Northport Highlands is owned and operated by Parkside of Michigan, L.L.C. which purchased the former Leelanau Memorial Health Center facility from Munson Healthcare in 2007 after Munson decided to reconfigure its regional operations.

Since 2007, Parkside has renovated approximately 40,000 square feet of the existing structure on the south end of the property and completed an additional 10,000 square feet of new construction.

“These areas are now a 27-unit assisted living and 14-unit Alzheimer care facility called Northport Highlands Assisted Living,” Hawkins told the county board. “This portion of the development included an investment of $6.2 million from the developer and created approximately 45 jobs.”

Hawkins went on to explain how Parkside intends to demolish the remaining portion of the vacant former hospital along with a separate garage.
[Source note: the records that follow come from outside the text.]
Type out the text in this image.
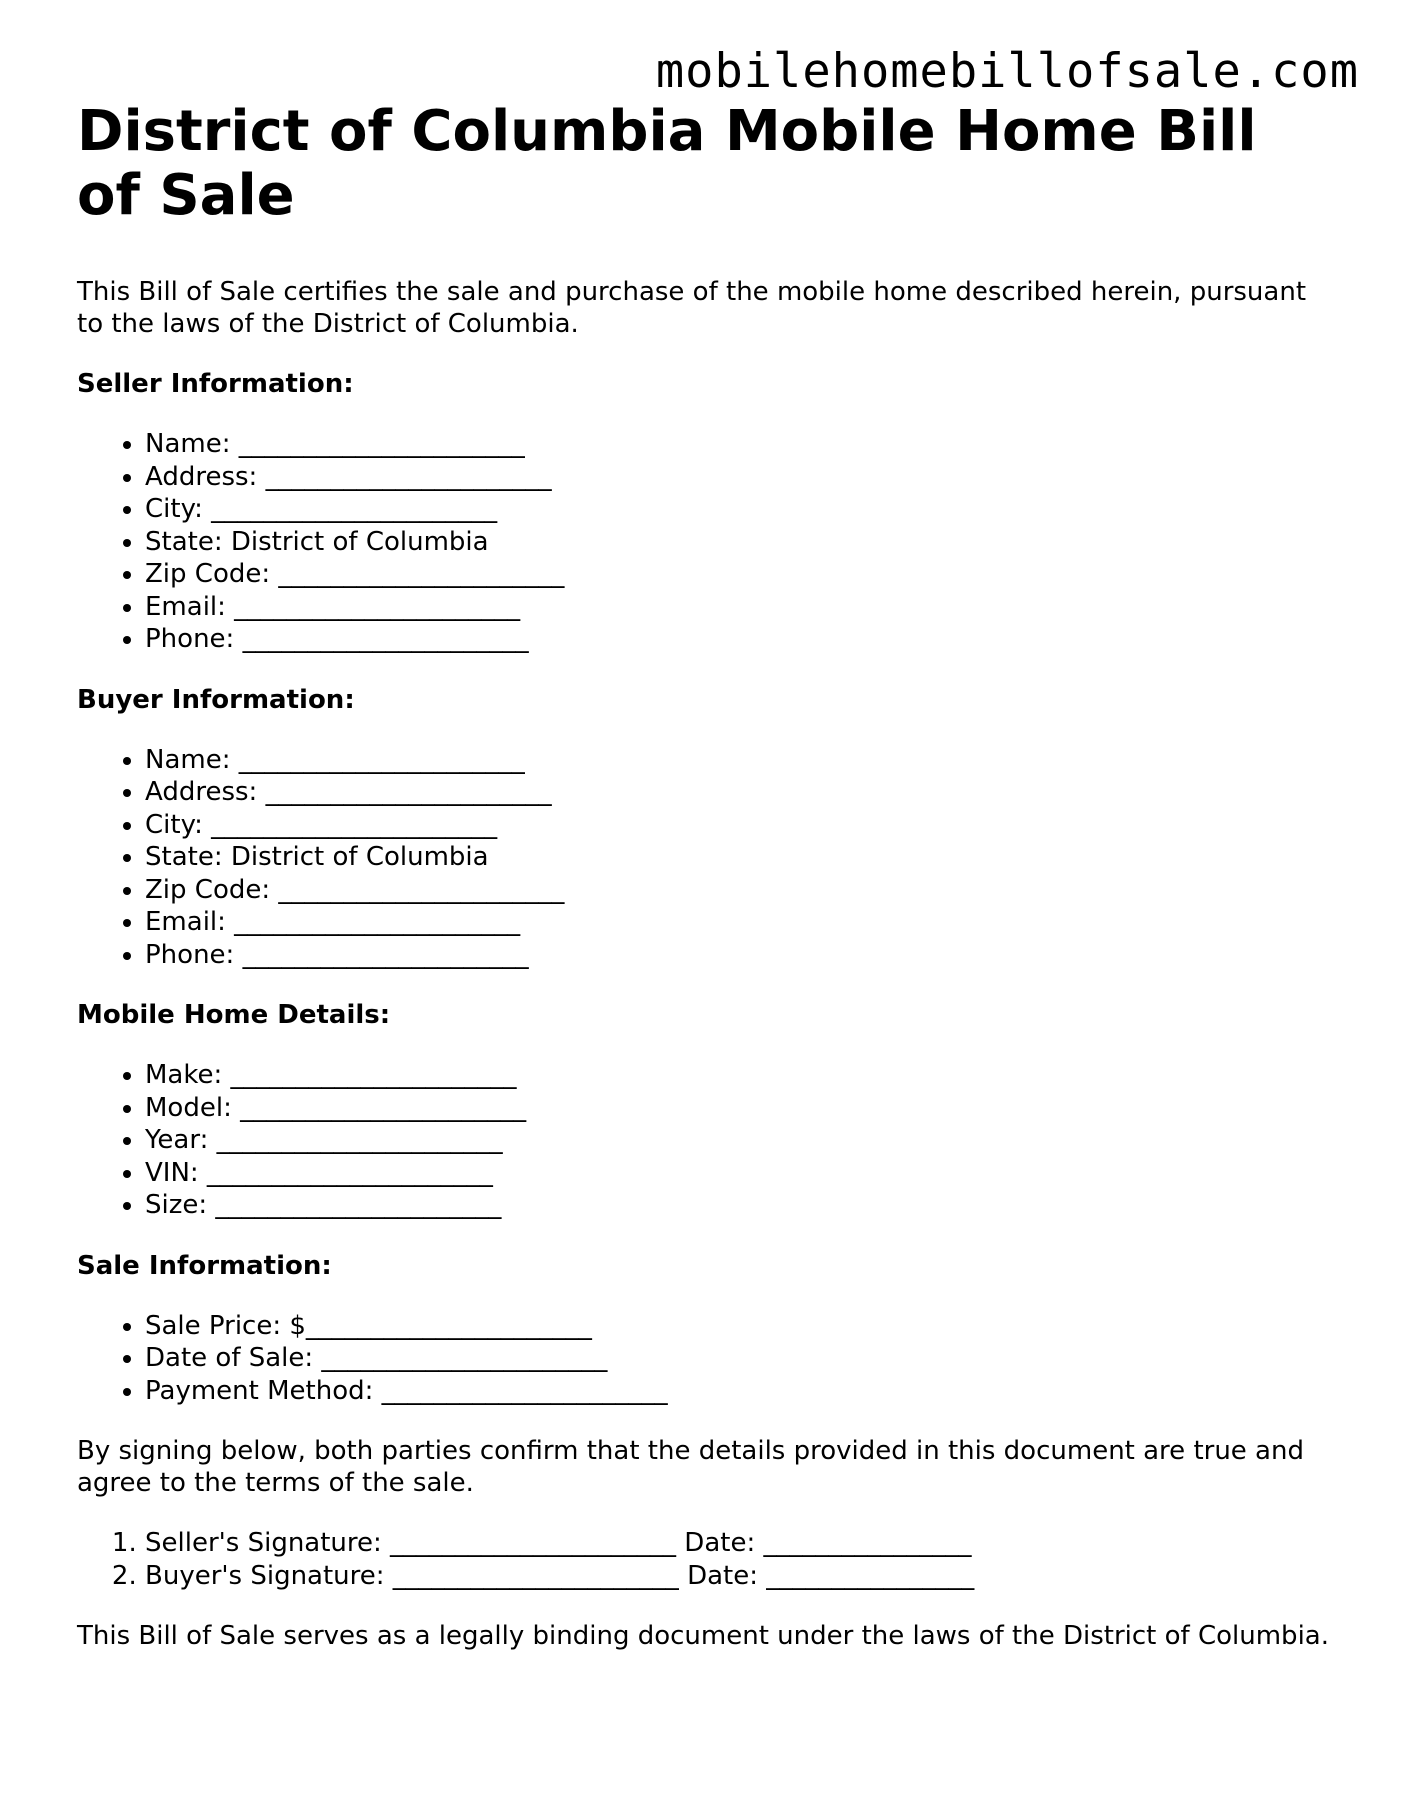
mobilehomebillofsale.com
District of Columbia Mobile Home Bill of Sale

This Bill of Sale certifies the sale and purchase of the mobile home described herein, pursuant to the laws of the District of Columbia.

Seller Information:
• Name: ______________________
• Address: ______________________
• City: ______________________
• State: District of Columbia
• Zip Code: ______________________
• Email: ______________________
• Phone: ______________________
Buyer Information:
• Name: ______________________
• Address: ______________________
• City: ______________________
• State: District of Columbia
• Zip Code: ______________________
• Email: ______________________
• Phone: ______________________
Mobile Home Details:
• Make: ______________________
• Model: ______________________
• Year: ______________________
• VIN: ______________________
• Size: ______________________
Sale Information:
• Sale Price: $______________________
• Date of Sale: ______________________
• Payment Method: ______________________

By signing below, both parties confirm that the details provided in this document are true and agree to the terms of the sale.

1. Seller's Signature: ______________________ Date: ________________
2. Buyer's Signature: ______________________ Date: ________________

This Bill of Sale serves as a legally binding document under the laws of the District of Columbia.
In the area where the hospital will be demolished, Parkside will build a four-story independent living facility with approximately 40 living units. In addition, 16 villas will be constructed for independent living on a portion of the surrounding campus.
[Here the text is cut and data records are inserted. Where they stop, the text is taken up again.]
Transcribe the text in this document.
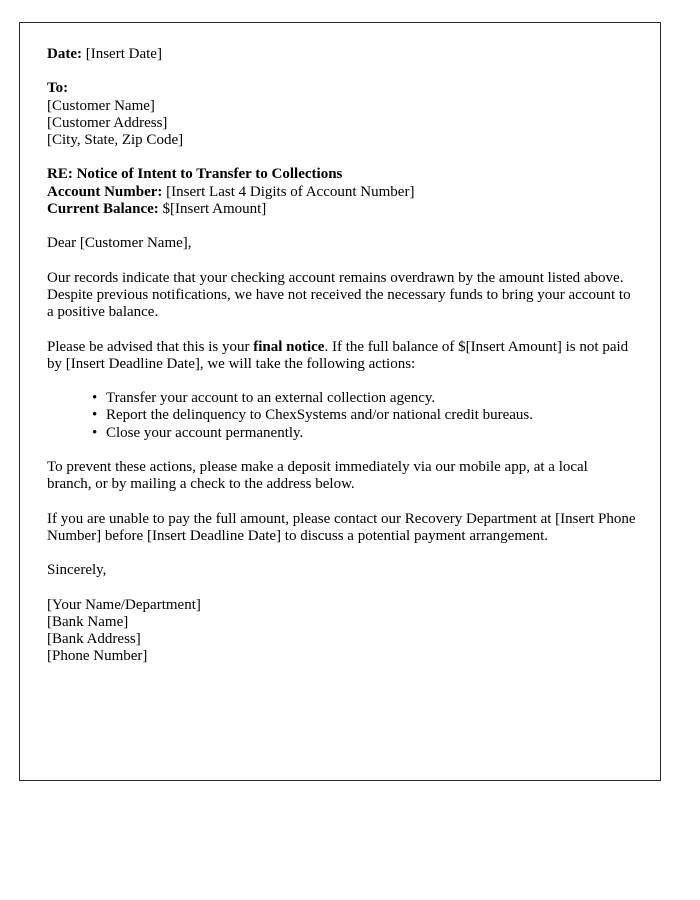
Date: [Insert Date]
To:
[Customer Name]
[Customer Address]
[City, State, Zip Code]
RE: Notice of Intent to Transfer to Collections
Account Number: [Insert Last 4 Digits of Account Number]
Current Balance: $[Insert Amount]
Dear [Customer Name],

Our records indicate that your checking account remains overdrawn by the amount listed above. Despite previous notifications, we have not received the necessary funds to bring your account to a positive balance.

Please be advised that this is your final notice. If the full balance of $[Insert Amount] is not paid by [Insert Deadline Date], we will take the following actions:

• Transfer your account to an external collection agency.
• Report the delinquency to ChexSystems and/or national credit bureaus.
• Close your account permanently.

To prevent these actions, please make a deposit immediately via our mobile app, at a local branch, or by mailing a check to the address below.

If you are unable to pay the full amount, please contact our Recovery Department at [Insert Phone Number] before [Insert Deadline Date] to discuss a potential payment arrangement.

Sincerely,
[Your Name/Department]
[Bank Name]
[Bank Address]
[Phone Number]
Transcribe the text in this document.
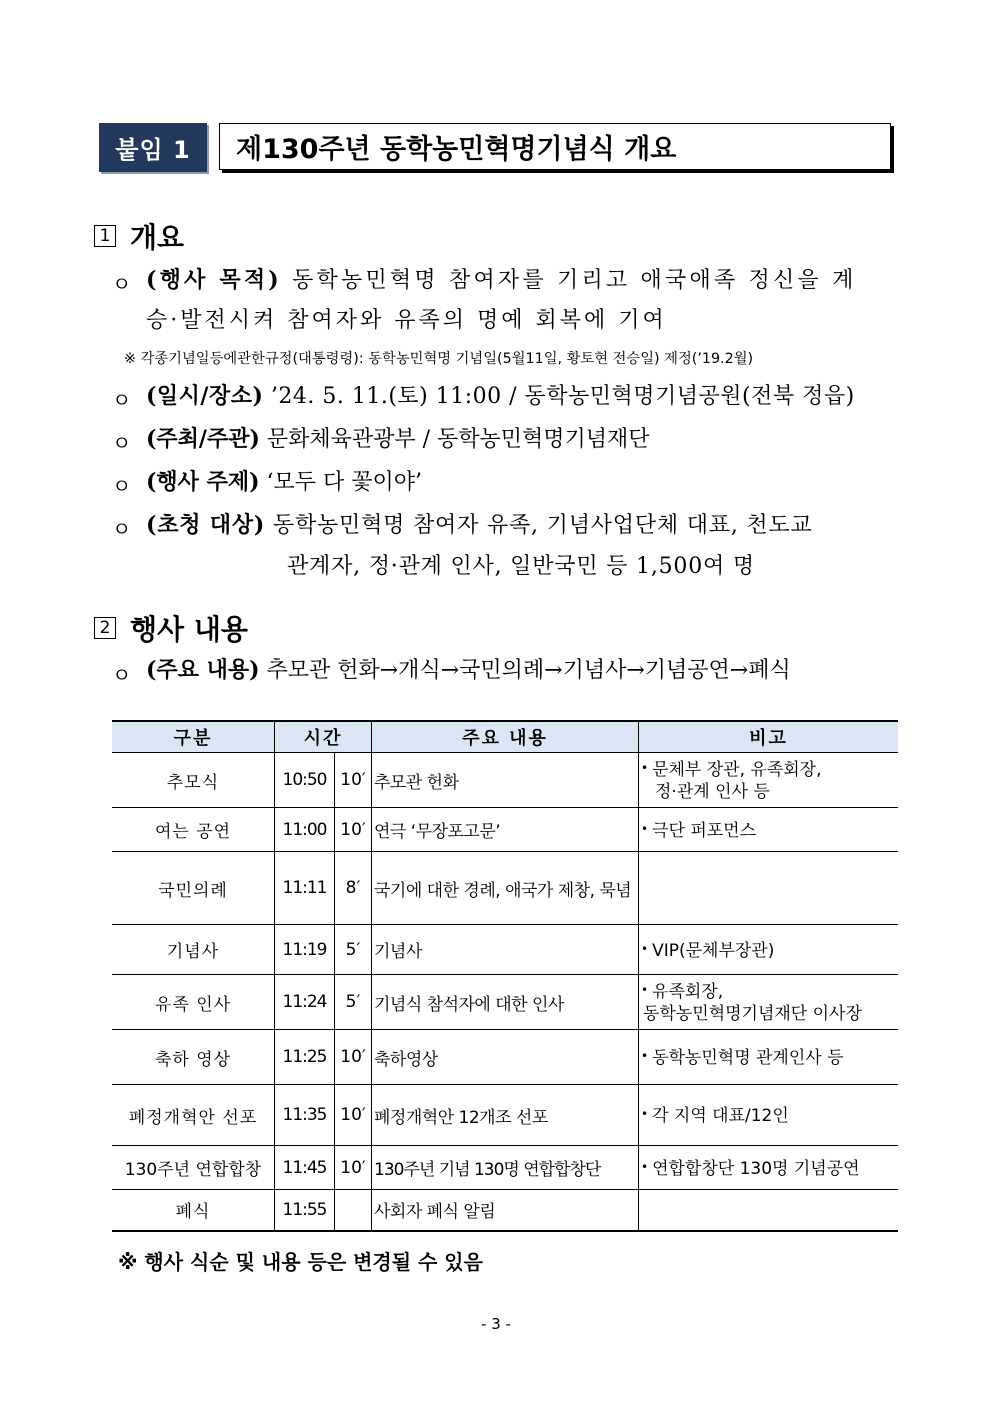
붙임 1	제130주년 동학농민혁명기념식 개요
1 개요
ㅇ (행사 목적) 동학농민혁명 참여자를 기리고 애국애족 정신을 계
승·발전시켜 참여자와 유족의 명예 회복에 기여
※ 각종기념일등에관한규정(대통령령): 동학농민혁명 기념일(5월11일, 황토현 전승일) 제정(’19.2월)
ㅇ (일시/장소) ’24. 5. 11.(토) 11:00 / 동학농민혁명기념공원(전북 정읍)
ㅇ (주최/주관) 문화체육관광부 / 동학농민혁명기념재단
ㅇ (행사 주제) ‘모두 다 꽃이야’
ㅇ (초청 대상) 동학농민혁명 참여자 유족, 기념사업단체 대표, 천도교
관계자, 정·관계 인사, 일반국민 등 1,500여 명
2 행사 내용
ㅇ (주요 내용) 추모관 헌화→개식→국민의례→기념사→기념공연→폐식
구분	시간		주요 내용	비고
추모식	10:50	10′	추모관 헌화	• 문체부 장관, 유족회장,
정·관계 인사 등
여는 공연	11:00	10′	연극 ‘무장포고문’	• 극단 퍼포먼스
국민의례	11:11	8′	국기에 대한 경례, 애국가 제창, 묵념	
기념사	11:19	5′	기념사	• VIP(문체부장관)
유족 인사	11:24	5′	기념식 참석자에 대한 인사	• 유족회장,
동학농민혁명기념재단 이사장
축하 영상	11:25	10′	축하영상	• 동학농민혁명 관계인사 등
폐정개혁안 선포	11:35	10′	폐정개혁안 12개조 선포	• 각 지역 대표/12인
130주년 연합합창	11:45	10′	130주년 기념 130명 연합합창단	• 연합합창단 130명 기념공연
폐식	11:55		사회자 폐식 알림	
※ 행사 식순 및 내용 등은 변경될 수 있음
- 3 -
When complete, the project will involve approximately $10 million in investment and create approximately 35 jobs, according to Hawkins. The plan calls for Parkside to complete demolition in 2010. Construction will likely get underway in 2011 and continue into 2013.

Hawkins said the developer is seeking assistance through the LCBRA through a brownfield plan that will help cover some of the costs related to preparing the site for redevelopment. The Village of Northport recently declared the portion of the property slated for demolition to be “blighted” due to the utilities being disconnected, thereby allowing the site to be considered a brownfied, he explained.

Designation as a brownfield will allow Parkside to take advantage of “tax increment financing” to help cover some of the costs of cleaning up and redeveloping the property. The arrangement allows developers to use the portion – or “increment” – of taxable values that increase as a result of the property being redeveloped to cover some of the cost of demolition, cleanup and redevelopment.

The “total capture” of tax increment financing for the project will be $904,607, according to the brownfield plan. Of that amount, $51,500 will be reimbursed to the LCBRA for its work on the project; $516,544 will go into a “local site remediation revolving fund,” and $336,563 will be reimbursed to the developer.

The only public comment offered during this week’s public hearing on the brownfield plan was a question posed by Northport Public School business manager Karen Hammersley. She wanted to know what effect the tax increment financing arrangment would have on local school taxes and the local tax base.

Hawkins explained that the school district and other units of government will continue to get the same amount in property taxes that they currently receive from the property. The “increment” above that amount based on an increased taxable value resulting from redevelopment will be “captured” by the LCBRA between 2012 and 2019 under the brownfield plan. According to a resolution adopted by the taxing authority, the Northport Village Council, the brownfield plan will be limited to eight years, he said.

“This is a very important project for Northport, its economy, and the whole county’s economy,” said county board chairman and District No. 4 commissioner Mary P. Tonneberger, who represents Northport and Leelanau Township on the county board.